Precession of the equinoxes
The Earth's axis undergoes precession due to a combination of the Earth's nonspherical shape (it is an oblate spheroid, bulging outward at the equator) and the gravitational tidal forces of the Moon and Sun applying torque as they attempt to pull the equatorial bulge into the plane of the ecliptic. It goes through one complete precession in a period of approximately 25,800 years during which the positions of stars within the celestial sphere will slowly change.
Over this period, the axis's north pole moves from where it is now, within 1° of Polaris, in a circle. Polaris isn't particularly well-suited for marking the north celestial pole, as its visual magnitude is only 1.97, fairly far down the list of brightest stars in the sky. On the other hand, in 3000 BC the faint star Thuban in the constellation Draco was the pole star; at magnitude 3.67 it is five times fainter than Polaris, and all but invisible from light-polluted urban skies. The brightest star to be North Star at any time in the forseeable past or future is the brilliant Vega, which will be the pole star in 14000 AD.
Polaris is not exactly at the pole; any long-exposure unguided photo will show it having a short trail. It's close enough, though. The south celestial pole precesses too, always remaining exactly opposite the north pole. The south pole is in a particularly bland portion of the sky, and the nominal south pole star is Sigma Octantis, which, while fairly close to the pole, is even weaker than Thuban -- magnitude 5.5, which is barely visible even under a properly dark sky. The precession of the Earth is not entirely regular due to the fact that the Sun and Moon are not in the same plane and move relative to each other, causing the torque they apply to Earth to vary. This varying torque produces a slight irregular motion in the poles called nutation.
Precession of the Earth's axis is a very slow effect, but at the level of accuracy at which astronomers work, it does need to be taken into account. Note that precession has no effect on the inclination ("tilt") of the plane of the Earth's equator (and thus its axis of rotation) on its orbital plane. It is 23.5 degrees and precession does not change that. The inclination of the equator on the ecliptic does change due to gravitational torque, but its period is different (main period about 41000 years).
Hipparchus (q.v.) first estimated Earth's precession around 130 BC, adding his own observations to those of Babylonian and Chaldean astronomers in the preceding centuries. In particular they measured the distance of the stars like Spica to the Moon and Sun at the time of lunar eclipses, and because he could compute the distance of the Moon and Sun from the equinox at these moments, he noticed that Spica and other stars had moved over the centuries.

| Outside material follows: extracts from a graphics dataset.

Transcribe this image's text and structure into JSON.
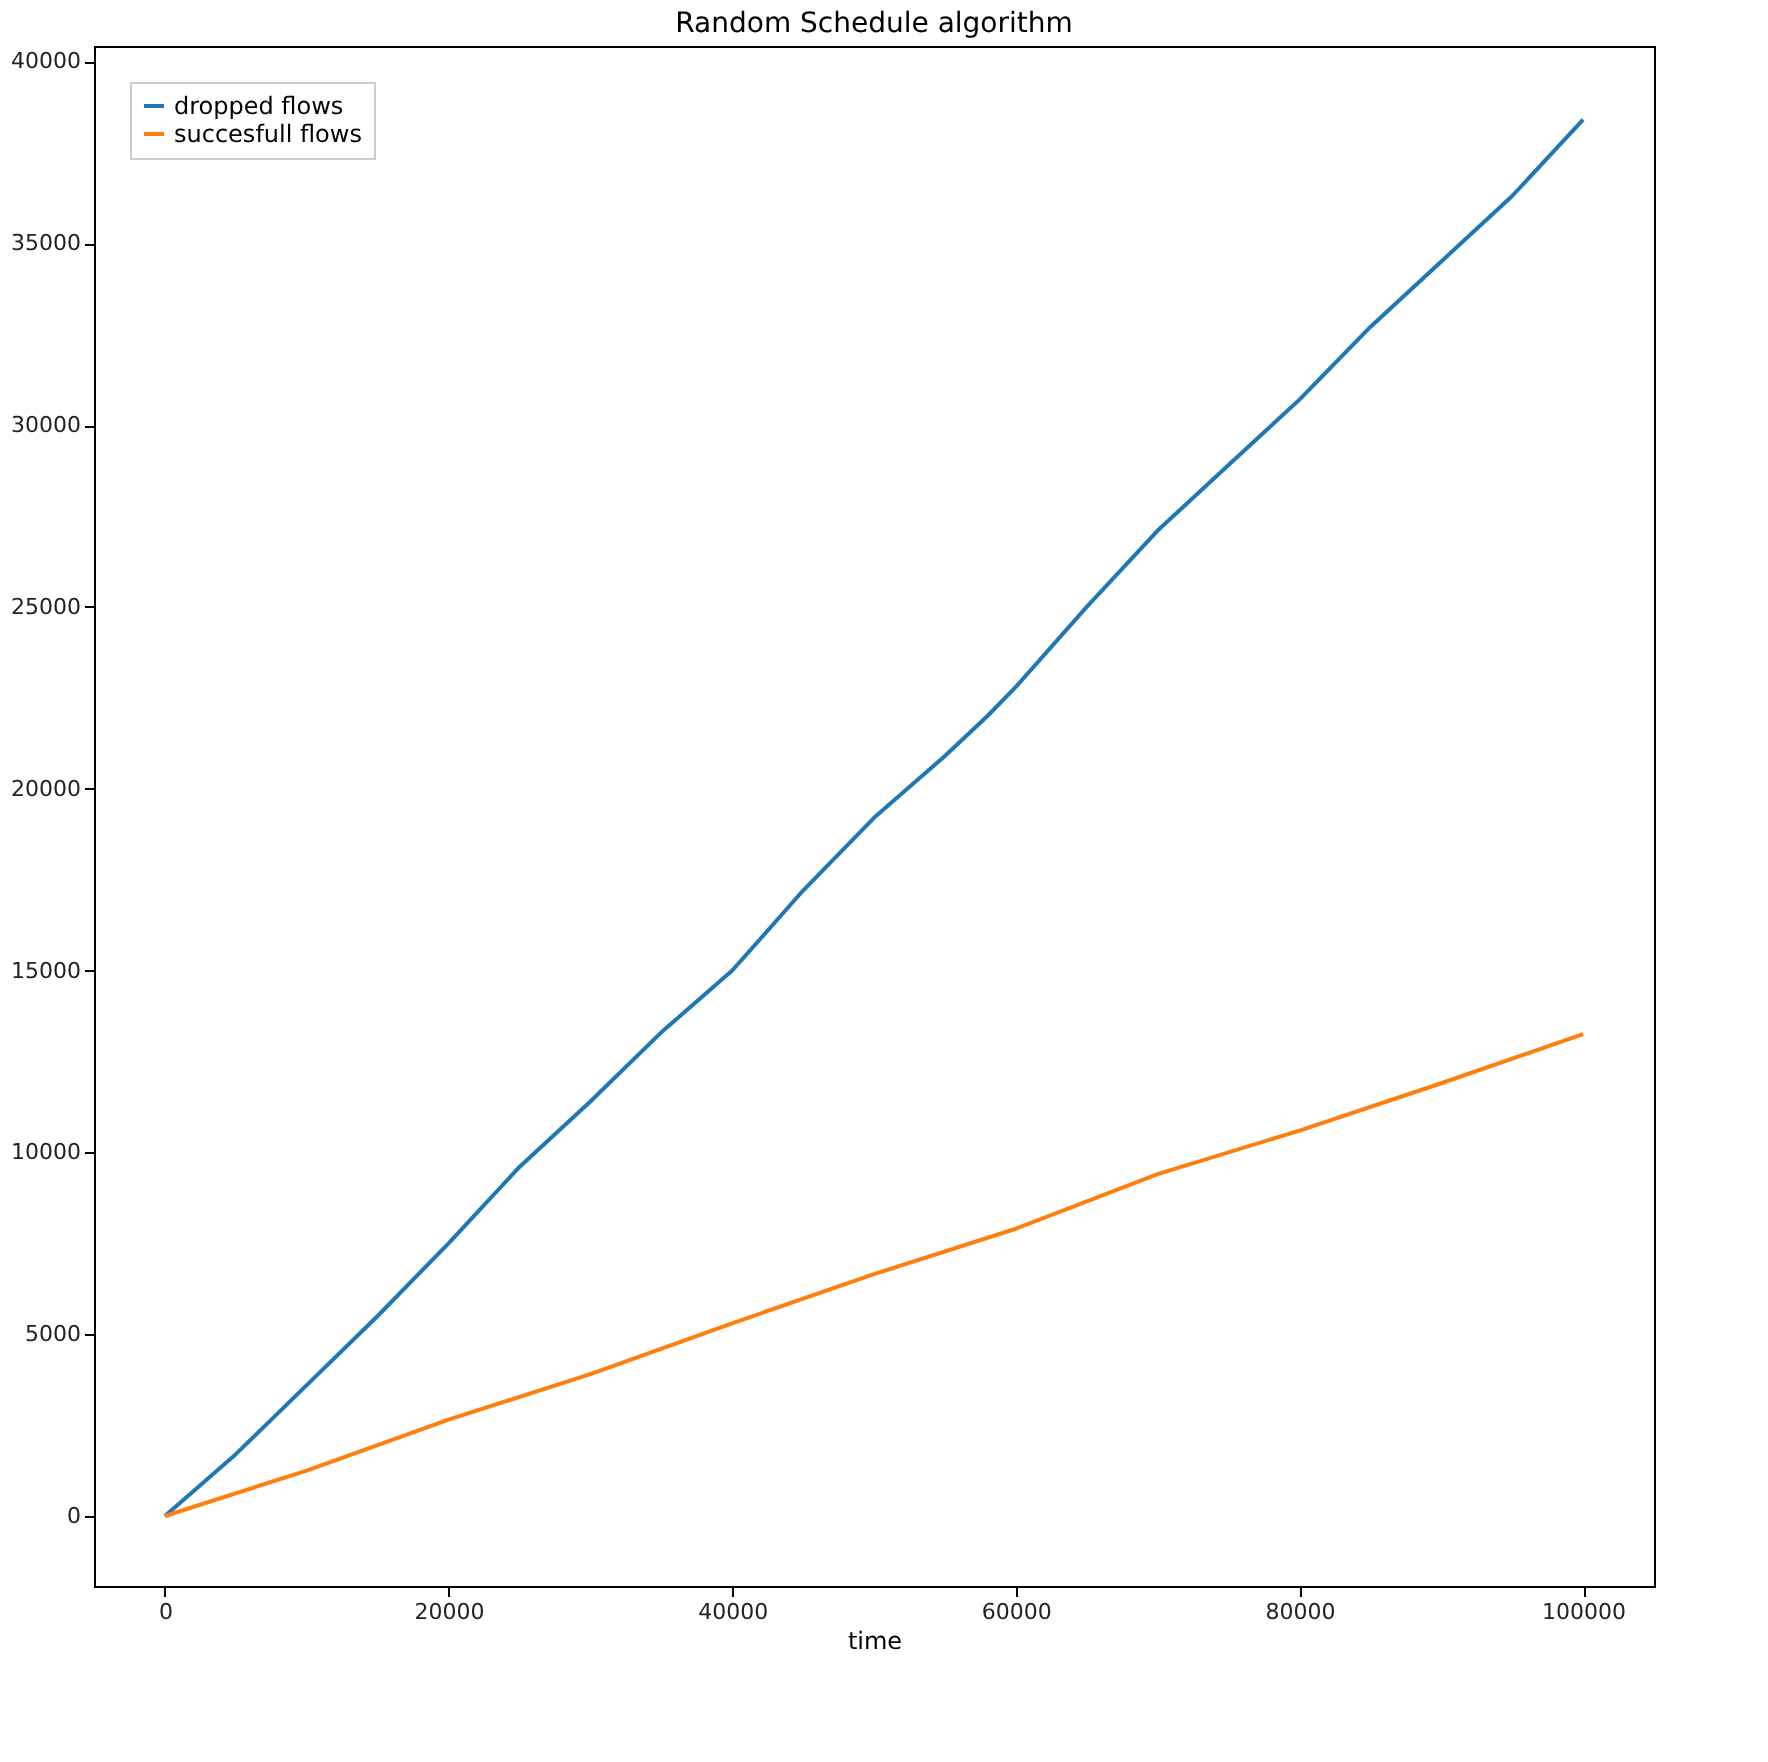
{
  "chart_data": {
    "type": "line",
    "title": "Random Schedule algorithm",
    "xlabel": "time",
    "xlim": [
      -5000,
      105000
    ],
    "ylim": [
      -1925,
      40425
    ],
    "xticks": [
      0,
      20000,
      40000,
      60000,
      80000,
      100000
    ],
    "yticks": [
      0,
      5000,
      10000,
      15000,
      20000,
      25000,
      30000,
      35000,
      40000
    ],
    "grid": false,
    "legend": "top left",
    "line_style": "solid",
    "marker": "none",
    "x": [
      0,
      5000,
      10000,
      15000,
      20000,
      25000,
      30000,
      35000,
      40000,
      45000,
      50000,
      55000,
      58000,
      60000,
      65000,
      70000,
      75000,
      80000,
      85000,
      90000,
      95000,
      100000
    ],
    "series": [
      {
        "name": "dropped flows",
        "color": "#1f77b4",
        "values": [
          0,
          1700,
          3600,
          5500,
          7500,
          9600,
          11400,
          13300,
          15000,
          17200,
          19200,
          20900,
          22000,
          22800,
          25000,
          27100,
          28900,
          30700,
          32700,
          34500,
          36300,
          38400
        ]
      },
      {
        "name": "succesfull flows",
        "color": "#ff7f0e",
        "x": [
          0,
          10000,
          20000,
          30000,
          40000,
          50000,
          60000,
          70000,
          80000,
          90000,
          100000
        ],
        "values": [
          0,
          1250,
          2650,
          3900,
          5300,
          6650,
          7900,
          9400,
          10600,
          11900,
          13250
        ]
      }
    ]
  }
}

Precession causes the cycle of seasons (tropical year) to be about 20.4 minutes less than the period for the earth to return to the same position with respect to the stars as one year previously (sidereal year). This results in a slow change in the position of the sun with respect to the stars at an equinox. It is significant for calendars and their leap year rules.
Precession of planetary orbits
The revolution of a planet in its orbit around the Sun is also a form of rotary motion. (In this case, the combined system of Earth and Sun is rotating.) So the axis of a planet's orbital plane will also precess over time. Discrepancies in the precession rate of the planet Mercury compared to those predicted by classical mechanics were one of the major pieces of evidence leading to the acceptance of Einstein's Theory of Relativity, which predicted the anomalies accurately.
The precession of the orbit of the Earth is an important part of the astronomical theory of ice ages.
Precession is also an important consideration in the dynamics of atoms and molecules.